The new Unbridled Learning results contain some generally unhappy news about chronically problematic gaps in reading and mathematics proficiency rates between Kentucky’s white and African-American students. The table below, which captures the last two years of proficiency rate data for whites and blacks from the Kentucky Performance Rating for Educational Progress’ (KPREP) Common Core aligned reading and mathematics tests, tells the story.
In four out of six cases, the white minus black proficiency rate gaps edged up (got worse) between 2013 and 2014 as shown in the yellow shaded column on the far right.
There was scant improvement only in the Middle School Reading and High School Math areas, but the changes are so small that they have to be considered essentially flat.
Thus, while black proficiency rates did improve a little in most subject/grade combinations listed in the table (though high school reading actually dropped), the improvement was not as good for children of color as it was for Kentucky’s whites.
Furthermore, the latest KPREP black proficiency rates in 2014 indicate only about one in three, and sometimes closer to just one in four, black students in Kentucky are meeting proficiency targets.
It is important to understand that the Unbridled Learning “Gap Group” calculations cannot and do not show this problem.
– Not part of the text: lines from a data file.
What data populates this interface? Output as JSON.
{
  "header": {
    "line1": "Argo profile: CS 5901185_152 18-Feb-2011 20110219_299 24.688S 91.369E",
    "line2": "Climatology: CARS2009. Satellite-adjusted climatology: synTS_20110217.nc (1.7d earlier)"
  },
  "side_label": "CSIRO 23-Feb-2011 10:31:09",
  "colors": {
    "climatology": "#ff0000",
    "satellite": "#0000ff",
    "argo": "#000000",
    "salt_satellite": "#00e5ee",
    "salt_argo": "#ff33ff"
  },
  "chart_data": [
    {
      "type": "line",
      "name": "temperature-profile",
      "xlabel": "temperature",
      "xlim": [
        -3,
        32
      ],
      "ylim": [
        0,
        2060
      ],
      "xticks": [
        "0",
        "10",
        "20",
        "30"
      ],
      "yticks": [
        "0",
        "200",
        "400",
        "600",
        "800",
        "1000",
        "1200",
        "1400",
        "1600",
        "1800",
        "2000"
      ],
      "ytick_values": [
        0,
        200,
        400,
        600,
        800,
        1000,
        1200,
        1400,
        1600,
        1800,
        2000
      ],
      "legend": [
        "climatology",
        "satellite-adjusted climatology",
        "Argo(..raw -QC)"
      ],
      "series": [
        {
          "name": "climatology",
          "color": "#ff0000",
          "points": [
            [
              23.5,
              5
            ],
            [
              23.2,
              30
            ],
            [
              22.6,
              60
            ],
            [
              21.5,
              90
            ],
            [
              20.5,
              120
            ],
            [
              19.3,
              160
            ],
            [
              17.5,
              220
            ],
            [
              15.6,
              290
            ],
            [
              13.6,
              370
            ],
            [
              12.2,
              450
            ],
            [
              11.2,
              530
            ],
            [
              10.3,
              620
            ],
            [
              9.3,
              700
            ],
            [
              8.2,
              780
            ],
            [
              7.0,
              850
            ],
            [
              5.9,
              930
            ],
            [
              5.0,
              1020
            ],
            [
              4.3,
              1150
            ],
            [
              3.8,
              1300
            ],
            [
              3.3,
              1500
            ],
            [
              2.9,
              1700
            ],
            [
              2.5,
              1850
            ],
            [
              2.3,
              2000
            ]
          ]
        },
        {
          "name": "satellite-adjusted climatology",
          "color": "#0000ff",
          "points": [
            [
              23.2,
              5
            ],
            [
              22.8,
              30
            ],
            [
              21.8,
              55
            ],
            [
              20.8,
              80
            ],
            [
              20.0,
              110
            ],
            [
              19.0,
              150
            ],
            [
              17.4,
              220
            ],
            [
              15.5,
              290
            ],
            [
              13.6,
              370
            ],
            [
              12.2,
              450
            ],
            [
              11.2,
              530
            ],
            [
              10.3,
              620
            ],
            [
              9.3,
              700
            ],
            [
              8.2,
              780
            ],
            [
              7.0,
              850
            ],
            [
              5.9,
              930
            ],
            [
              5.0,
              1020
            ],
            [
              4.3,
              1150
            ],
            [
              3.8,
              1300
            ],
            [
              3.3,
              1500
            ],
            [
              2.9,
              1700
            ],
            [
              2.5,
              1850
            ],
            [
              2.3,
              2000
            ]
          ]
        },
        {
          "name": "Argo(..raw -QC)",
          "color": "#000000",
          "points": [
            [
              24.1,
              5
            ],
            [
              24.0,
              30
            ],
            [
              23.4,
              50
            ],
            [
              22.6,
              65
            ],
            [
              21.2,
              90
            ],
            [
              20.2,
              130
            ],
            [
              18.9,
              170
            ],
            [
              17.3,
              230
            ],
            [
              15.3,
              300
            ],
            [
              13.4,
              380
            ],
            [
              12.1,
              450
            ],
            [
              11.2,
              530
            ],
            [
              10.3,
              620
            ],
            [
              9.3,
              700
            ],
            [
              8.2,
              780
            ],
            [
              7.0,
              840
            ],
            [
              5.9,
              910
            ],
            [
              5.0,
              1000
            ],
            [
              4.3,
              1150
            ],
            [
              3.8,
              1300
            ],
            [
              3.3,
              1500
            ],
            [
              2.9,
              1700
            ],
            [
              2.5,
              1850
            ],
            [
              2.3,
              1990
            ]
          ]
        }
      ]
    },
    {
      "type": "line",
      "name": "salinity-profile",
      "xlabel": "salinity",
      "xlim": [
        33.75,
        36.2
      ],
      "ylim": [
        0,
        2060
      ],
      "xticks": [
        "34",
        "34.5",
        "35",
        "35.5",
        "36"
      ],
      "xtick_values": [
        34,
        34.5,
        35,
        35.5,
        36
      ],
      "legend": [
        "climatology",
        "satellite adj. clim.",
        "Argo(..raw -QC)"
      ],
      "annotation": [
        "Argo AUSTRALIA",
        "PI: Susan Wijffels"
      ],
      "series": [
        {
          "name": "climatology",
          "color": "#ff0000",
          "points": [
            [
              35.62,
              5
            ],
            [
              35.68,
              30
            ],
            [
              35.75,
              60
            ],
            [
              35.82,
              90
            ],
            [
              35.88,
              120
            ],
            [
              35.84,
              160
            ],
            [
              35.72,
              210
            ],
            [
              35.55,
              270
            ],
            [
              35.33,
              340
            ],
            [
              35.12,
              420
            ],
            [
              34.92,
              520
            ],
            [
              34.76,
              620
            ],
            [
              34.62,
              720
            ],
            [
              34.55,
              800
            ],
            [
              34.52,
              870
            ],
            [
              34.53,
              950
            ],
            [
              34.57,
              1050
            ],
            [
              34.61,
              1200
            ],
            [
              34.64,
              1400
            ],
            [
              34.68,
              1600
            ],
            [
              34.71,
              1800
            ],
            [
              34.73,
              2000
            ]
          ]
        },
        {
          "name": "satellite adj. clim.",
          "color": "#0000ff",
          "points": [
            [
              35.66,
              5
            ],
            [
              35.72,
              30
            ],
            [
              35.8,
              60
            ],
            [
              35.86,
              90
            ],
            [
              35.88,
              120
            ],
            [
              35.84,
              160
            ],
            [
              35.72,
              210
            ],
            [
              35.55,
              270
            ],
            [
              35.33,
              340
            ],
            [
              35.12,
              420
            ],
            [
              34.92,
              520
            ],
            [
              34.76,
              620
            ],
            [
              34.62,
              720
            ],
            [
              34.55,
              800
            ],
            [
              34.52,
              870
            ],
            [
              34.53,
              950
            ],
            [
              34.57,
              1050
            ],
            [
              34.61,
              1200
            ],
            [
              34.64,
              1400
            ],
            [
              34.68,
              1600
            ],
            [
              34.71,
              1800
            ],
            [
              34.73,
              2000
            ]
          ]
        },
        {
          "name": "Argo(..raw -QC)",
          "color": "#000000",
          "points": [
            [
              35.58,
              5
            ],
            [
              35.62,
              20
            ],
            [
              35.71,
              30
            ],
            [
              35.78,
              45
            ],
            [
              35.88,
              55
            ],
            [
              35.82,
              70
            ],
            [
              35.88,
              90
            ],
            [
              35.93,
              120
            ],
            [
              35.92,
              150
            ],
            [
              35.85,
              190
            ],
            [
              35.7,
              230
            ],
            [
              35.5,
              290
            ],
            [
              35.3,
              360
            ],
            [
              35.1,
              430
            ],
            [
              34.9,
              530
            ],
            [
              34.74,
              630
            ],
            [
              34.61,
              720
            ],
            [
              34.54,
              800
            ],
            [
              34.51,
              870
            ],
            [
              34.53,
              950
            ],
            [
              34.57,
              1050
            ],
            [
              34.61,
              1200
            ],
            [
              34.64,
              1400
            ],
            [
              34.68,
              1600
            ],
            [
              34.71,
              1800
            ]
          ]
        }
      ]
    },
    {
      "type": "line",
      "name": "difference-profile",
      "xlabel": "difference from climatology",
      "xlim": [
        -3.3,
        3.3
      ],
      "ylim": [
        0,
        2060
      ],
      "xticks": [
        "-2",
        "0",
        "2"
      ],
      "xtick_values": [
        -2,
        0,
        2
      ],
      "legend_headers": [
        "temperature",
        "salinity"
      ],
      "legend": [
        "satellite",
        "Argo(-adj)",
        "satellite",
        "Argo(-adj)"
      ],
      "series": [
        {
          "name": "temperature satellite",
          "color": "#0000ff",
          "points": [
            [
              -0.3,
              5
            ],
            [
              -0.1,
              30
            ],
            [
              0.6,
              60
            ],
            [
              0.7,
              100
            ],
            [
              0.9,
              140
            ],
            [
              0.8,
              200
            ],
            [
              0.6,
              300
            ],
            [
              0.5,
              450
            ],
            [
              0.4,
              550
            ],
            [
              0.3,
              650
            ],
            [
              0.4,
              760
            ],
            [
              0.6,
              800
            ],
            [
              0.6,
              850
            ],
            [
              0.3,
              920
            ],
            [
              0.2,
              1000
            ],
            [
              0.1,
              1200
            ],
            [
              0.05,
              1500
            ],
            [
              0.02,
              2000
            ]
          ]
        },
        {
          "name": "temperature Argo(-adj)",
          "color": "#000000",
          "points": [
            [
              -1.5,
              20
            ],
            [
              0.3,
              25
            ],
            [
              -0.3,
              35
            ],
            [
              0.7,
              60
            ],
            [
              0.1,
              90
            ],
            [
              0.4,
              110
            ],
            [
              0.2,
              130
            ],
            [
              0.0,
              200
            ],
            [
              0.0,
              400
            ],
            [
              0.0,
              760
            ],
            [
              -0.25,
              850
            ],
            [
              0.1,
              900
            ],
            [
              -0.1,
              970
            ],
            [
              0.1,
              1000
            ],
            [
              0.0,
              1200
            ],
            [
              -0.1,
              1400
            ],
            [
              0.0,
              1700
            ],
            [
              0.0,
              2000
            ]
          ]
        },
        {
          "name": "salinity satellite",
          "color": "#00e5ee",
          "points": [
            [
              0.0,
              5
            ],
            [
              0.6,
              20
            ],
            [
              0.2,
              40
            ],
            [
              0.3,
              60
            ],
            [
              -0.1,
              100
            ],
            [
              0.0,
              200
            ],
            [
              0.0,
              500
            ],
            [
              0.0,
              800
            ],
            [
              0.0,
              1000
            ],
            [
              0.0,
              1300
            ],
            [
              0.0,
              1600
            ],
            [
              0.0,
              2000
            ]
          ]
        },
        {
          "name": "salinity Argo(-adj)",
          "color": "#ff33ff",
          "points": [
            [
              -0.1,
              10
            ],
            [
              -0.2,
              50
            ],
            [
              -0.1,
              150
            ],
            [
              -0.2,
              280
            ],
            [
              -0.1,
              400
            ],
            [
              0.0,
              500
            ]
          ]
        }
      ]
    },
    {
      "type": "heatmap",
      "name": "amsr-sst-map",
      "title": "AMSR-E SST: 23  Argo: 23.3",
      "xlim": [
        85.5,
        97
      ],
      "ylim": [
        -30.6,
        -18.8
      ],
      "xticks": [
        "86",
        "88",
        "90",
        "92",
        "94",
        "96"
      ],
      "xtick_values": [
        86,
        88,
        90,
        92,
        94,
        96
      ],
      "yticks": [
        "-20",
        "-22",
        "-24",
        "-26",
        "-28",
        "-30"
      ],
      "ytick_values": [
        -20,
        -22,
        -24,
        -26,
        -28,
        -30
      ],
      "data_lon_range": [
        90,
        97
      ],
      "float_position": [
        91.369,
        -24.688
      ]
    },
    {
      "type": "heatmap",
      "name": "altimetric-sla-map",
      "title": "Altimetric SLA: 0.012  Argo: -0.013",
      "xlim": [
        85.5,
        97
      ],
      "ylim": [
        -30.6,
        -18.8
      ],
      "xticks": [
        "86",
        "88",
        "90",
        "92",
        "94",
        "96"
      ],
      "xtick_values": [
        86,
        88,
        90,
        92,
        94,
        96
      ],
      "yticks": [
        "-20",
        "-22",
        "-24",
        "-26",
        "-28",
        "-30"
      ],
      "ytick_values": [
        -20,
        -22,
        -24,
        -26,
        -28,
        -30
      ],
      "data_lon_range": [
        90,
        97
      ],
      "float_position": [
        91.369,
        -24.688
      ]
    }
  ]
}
That is because the “Gap Group” calculation in Unbridled Learning lumps all special student groups – the minorities, learning disabled, English language learners and the poor – together as one group of students and then only calculates the overall average proficiency rate for this group.
There is no comparison to progress for white students with the Gap Group calculation.
Furthermore, due to the averaging process and the large number of poor whites in Kentucky’s schools, in most cases the Gap Group results are mostly just results for poor whites in Kentucky’s school system. The other special student groups get lost in the averaging.
The table above provides more evidence that Kentucky’s school children, especially the minority kids, need better options, such as charter schools. So far, after nearly a quarter of a century of Kentucky education reforms, the regular education program still does not meet their needs.